Any help or comments appreciated.

Thanks,
Mike


----------



## stezell (Nov 26, 2021)

Very cool project, it would have had the CWC braced dropstand, rack isn't original. 
Sean


----------



## stezell (Nov 26, 2021)

Did you know they still make Squirt soda.


----------



## Mike66 (Nov 26, 2021)

stezell said:


> Did you know they still make Squirt soda.

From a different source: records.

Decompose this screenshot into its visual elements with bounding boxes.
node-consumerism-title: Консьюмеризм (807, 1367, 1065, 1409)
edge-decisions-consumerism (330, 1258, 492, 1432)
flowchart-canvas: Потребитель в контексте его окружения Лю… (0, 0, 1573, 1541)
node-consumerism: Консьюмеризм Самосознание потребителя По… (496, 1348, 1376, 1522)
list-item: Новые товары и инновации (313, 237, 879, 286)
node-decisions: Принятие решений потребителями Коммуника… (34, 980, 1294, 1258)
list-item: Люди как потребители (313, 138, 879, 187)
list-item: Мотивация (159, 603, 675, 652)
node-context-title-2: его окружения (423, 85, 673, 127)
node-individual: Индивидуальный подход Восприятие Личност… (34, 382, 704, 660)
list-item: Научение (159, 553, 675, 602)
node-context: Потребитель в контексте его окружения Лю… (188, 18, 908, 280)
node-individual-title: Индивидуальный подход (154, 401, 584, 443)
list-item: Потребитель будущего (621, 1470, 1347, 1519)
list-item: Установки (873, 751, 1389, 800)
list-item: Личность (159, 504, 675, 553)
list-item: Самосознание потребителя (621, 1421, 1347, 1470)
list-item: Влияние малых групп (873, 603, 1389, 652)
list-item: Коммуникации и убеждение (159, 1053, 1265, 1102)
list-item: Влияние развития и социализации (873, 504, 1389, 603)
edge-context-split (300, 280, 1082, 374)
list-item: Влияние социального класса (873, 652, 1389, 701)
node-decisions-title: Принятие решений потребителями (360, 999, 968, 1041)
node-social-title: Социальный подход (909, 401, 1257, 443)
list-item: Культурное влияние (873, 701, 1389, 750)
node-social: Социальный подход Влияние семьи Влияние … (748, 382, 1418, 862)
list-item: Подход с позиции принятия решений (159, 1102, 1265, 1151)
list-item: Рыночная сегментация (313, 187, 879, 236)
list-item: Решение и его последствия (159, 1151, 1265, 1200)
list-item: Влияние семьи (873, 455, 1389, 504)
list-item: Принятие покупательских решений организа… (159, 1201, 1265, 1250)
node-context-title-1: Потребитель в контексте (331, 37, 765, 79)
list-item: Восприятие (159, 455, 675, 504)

I didn’t.  I wonder what inspired a previous owner to decorate with it.


----------



## Mike66 (Nov 26, 2021)

stezell said:


> Very cool project, it would have had the CWC braced dropstand, rack isn't original.
> Sean



I’ll see if I can research a picture and parts for the drop stand.  Thanks for the info.  Do you think it would have had a different rack originally, or none?


----------



## fordmike65 (Nov 26, 2021)

Search results for query: squirt decal
					






					thecabe.com


----------



## fordmike65 (Nov 26, 2021)

Mike66 said:


> I’ll see if I can research a picture and parts for the drop stand.  Thanks for the info.  Do you think it would have had a different rack originally, or none?







Most likely did not originally come with a rear carrier, but there are several that would be period correct should you like to add one.


----------



## Mike66 (Nov 26, 2021)

fordmike65 said:


> Search results for query: squirt decal
> 
> 
> 
> ...



That’s pretty cool!  I figured it was just a one off decoration.  It’s a dang movement!


----------